Whereas conventional meat production involves raising a cow for three years, cell-based meat production takes 14-to-18 days, Schulze says.

Currently, there are about 40 food technology companies cultivating meat worldwide. Competition is tight so there exists a degree of secrecy and commercial confidentiality issues about how the products are made.

Memphis Meats products aren’t the result of genetic modification however their research processes include use of that technology, Schulze says.

“Currently, all of the products that you currently see ... none of them are genetically engineered in any way. We do use genetic engineering in our research and development to understand our products, however. It is a useful tool to understand how meat functions.”

Schulze says his company is engaged with US regulatory authorities to determine the safety of their products and once approved, they'll be on the market.

He's aware that consumer buy-in will be key to Memphis Meats' success and companies like his will need to work hard to change peoples' habits and gain their trust.

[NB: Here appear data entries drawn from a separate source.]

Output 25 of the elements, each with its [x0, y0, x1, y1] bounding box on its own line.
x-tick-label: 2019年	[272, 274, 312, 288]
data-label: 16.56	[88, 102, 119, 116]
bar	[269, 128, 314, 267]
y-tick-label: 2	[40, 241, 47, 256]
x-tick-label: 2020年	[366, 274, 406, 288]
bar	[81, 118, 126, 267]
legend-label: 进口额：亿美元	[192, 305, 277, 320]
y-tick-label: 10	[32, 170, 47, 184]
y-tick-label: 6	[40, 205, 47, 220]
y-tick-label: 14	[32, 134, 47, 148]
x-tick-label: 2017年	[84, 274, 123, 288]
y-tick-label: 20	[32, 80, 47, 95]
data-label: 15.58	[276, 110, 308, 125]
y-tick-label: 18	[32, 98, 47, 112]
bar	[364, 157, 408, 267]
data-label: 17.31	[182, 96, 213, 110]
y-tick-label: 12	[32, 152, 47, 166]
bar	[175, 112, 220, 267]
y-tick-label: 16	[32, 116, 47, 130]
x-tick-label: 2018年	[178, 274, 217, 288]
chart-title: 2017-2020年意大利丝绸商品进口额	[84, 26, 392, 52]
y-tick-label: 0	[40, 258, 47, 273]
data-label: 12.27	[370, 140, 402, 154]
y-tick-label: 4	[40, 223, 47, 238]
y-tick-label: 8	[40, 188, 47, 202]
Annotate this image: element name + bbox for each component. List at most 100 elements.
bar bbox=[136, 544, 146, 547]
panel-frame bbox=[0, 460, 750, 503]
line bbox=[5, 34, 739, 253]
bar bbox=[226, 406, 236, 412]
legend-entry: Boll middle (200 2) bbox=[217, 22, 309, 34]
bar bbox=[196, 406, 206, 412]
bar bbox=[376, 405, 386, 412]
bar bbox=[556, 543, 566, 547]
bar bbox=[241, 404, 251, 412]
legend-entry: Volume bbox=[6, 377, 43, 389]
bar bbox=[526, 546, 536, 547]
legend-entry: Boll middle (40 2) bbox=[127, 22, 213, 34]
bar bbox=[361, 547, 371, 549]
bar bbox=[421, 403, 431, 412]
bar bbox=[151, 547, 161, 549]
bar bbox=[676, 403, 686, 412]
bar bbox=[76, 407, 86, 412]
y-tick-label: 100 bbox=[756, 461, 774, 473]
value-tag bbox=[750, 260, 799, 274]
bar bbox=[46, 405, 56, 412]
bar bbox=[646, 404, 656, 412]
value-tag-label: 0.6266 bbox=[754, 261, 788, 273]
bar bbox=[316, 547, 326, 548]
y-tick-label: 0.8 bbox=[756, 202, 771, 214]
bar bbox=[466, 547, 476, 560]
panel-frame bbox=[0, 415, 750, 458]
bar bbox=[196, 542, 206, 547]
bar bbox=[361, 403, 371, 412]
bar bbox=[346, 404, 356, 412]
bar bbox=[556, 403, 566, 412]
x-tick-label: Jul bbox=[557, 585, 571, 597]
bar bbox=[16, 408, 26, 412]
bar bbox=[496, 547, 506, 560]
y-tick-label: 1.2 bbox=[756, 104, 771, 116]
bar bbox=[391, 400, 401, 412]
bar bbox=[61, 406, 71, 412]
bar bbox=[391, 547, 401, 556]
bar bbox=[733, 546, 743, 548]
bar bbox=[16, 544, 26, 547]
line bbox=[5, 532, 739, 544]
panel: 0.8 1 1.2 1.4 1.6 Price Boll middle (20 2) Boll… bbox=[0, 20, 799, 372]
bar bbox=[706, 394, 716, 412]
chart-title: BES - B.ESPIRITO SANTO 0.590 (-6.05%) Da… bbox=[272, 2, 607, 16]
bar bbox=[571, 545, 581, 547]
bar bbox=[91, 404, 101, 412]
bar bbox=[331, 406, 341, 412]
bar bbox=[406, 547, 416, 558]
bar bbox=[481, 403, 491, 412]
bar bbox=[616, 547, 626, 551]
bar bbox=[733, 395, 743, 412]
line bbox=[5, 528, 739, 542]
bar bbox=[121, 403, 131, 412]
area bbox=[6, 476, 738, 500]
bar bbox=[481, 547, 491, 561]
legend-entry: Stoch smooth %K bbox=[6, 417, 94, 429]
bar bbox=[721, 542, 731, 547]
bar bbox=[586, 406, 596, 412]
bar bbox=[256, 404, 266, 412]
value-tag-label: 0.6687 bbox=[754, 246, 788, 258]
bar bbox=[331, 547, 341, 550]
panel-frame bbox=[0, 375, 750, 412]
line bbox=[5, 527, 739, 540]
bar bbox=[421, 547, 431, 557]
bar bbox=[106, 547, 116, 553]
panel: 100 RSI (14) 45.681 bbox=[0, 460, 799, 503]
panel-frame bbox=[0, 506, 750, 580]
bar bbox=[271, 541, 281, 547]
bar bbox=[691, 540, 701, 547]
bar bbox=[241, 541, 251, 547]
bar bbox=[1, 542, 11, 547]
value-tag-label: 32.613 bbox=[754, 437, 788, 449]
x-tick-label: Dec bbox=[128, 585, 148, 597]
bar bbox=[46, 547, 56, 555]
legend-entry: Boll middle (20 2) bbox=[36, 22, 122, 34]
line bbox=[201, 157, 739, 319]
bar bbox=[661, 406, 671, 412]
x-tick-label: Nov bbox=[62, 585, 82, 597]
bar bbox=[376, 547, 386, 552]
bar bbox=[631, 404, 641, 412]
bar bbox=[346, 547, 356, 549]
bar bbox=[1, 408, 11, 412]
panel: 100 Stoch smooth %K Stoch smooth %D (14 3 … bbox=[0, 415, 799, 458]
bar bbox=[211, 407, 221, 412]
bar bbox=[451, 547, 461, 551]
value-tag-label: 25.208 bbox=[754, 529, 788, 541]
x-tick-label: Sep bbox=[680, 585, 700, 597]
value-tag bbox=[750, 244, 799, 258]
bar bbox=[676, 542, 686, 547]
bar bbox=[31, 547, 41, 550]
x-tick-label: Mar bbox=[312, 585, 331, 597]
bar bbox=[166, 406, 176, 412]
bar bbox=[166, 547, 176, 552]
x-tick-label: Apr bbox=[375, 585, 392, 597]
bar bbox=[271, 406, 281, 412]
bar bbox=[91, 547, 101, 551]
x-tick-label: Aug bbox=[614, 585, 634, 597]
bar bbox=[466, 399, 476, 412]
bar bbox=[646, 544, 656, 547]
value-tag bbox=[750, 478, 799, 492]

Cultivated meat is an innovative way of feeding a world constantly growing, he says.

“Meat demand is high, there is no evidence it is slowing down. It’s expected to double by 2050 and the world’s population is expected to hit 10 billion in that same timeframe. We need to feed all of them, so everyone can get on board with the notion that we need innovative solutions to feed a growing world and we believe Memphis Meat is a part of that solution.”

This year's Doc Edge Festival is screening online from June 12 - July 5. You can watch Meat The Future at 3pm on Friday 19 June and 1pm on Thursday 2 July.